As you will no doubt agree, Deb was truly one of the best in the biz. She was incredibly productive. Over 400 publications and federal grant funding from 1986 to present. For her significant contributions to the field, Deb received multiple honors and distinctions, from “Outstanding Health Psychologist” in 1997 (APA) to recipient of our Cancer SIGGIE in 2012 and SBM’s Distinguished Research Mentor Award in 2016. I am struck by her breadth and depth in multiple regards. Her work addressed a wide range of social and health problems and employed a variety of methodologic approaches. She also collaborated with a great many of you in the Cancer SIG and beyond, and mentored countless students and trainees. If we were to map her professional network, the visual would be quite dense. Beyond the quantity of those connections, I suspect that they were also of extremely high quality. I had the privilege in 2016 of gathering “nuggets of wisdom” from senior investigators for a SIG mentoring initiative. Deb was one of the first thought leaders I approached, and boy did she supply some nuggets! I leave you with three gems, one on writing and the other two on mentoring.

Deb Bowen on writing (06.13.16)

We write all the time as academics. For me, writing is a tough process. I’m not a great writer. I have to work at it. I have to go over every paragraph a couple of times. It takes a lot of time and effort for me to write something very well. And I get my writing inspiration and examples from multiple sources. Not just scientific papers. I read the Seattle Times and use a couple of the columnists’ writing styles as models. I try to glean writing quality from everything I read, including people that I don’t agree with. So I think that writing is something that, by the time I retire, if I’m a good writer, I’ll have worked through my career to improve and refine my writing skills. I think it’s one of the most important things we do. It’s the way we talk about our science across the world. It’s something that people need to pay attention to and be willing to roll up their sleeves and work at.

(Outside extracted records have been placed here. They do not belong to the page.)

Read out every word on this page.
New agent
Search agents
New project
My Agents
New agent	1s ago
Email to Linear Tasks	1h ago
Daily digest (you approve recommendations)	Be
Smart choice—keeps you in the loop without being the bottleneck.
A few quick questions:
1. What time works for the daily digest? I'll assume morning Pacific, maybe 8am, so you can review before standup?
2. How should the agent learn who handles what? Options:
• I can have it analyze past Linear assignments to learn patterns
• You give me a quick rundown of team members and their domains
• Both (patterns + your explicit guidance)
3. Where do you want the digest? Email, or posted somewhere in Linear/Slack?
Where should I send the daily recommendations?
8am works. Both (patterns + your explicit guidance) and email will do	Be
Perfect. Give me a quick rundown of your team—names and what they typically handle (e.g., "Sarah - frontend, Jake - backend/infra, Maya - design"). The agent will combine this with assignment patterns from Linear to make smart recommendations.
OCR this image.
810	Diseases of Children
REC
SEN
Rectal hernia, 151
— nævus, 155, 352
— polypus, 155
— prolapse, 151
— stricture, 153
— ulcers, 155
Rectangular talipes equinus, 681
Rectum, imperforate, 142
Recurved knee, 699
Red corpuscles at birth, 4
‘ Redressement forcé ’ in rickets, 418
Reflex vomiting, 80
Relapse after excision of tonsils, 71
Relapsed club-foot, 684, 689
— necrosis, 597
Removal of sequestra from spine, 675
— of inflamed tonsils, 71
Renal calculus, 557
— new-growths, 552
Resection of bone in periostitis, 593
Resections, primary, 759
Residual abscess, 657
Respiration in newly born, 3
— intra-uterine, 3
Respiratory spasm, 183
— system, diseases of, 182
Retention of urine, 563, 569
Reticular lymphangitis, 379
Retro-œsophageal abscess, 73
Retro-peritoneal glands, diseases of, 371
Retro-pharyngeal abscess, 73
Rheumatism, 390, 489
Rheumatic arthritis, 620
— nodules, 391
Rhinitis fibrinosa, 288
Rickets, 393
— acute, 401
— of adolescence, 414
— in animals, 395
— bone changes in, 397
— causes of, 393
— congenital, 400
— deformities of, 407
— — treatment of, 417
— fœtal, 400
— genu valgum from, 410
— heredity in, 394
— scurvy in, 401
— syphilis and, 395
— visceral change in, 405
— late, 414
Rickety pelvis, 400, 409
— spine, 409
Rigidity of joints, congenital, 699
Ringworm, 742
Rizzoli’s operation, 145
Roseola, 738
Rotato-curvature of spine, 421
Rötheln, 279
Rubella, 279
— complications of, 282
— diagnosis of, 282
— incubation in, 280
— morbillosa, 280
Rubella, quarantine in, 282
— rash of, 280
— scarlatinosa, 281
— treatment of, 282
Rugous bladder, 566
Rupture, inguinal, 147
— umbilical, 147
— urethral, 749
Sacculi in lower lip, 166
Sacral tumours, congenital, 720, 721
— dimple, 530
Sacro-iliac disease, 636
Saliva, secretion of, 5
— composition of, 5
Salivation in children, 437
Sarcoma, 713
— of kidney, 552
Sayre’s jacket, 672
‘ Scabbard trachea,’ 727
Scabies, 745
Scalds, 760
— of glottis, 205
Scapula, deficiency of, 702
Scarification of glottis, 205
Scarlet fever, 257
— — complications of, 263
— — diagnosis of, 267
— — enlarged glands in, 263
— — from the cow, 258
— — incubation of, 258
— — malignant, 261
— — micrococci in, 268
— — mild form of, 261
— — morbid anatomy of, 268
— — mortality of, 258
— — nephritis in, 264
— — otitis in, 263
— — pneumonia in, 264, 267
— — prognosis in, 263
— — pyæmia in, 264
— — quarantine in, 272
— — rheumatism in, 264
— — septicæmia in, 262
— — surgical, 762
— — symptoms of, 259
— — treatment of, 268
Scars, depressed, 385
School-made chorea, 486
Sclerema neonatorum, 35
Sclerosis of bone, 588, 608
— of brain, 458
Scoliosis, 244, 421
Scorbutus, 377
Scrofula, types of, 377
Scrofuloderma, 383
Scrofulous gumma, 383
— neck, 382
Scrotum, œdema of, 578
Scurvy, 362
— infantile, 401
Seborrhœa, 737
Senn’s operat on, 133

Deb Bowen on mentoring part I (06.13.16)

One of the pieces of wisdom that I’ve heard from others is that mentoring has to be a two-way street, that both the mentee and the mentor have to receive benefits from the mentoring relationship, and I think that’s true. I think, though, that there comes a time in every mentoring relationship, maybe several times, where the mentor has to decide to put the priorities of the mentee first. In other words, they have to give up what they would choose to do and do something that’s just simply good for the mentee. And for some of us, that’s hard. We’re trained and pressured to go after whatever we can get and to gather as much of the goods as we can to ourselves. And that doesn’t always work in a mentoring relationship, because you’re there as much for the mentee as you are for yourself. So I think that looking at that and being honest, with ourselves and with each other, is something that has to happen in a good mentoring relationship. Because being ready to take second priority to a mentee once in a while is probably a necessary step in the process.”

Deb Bowen on mentoring part II (06.13.16)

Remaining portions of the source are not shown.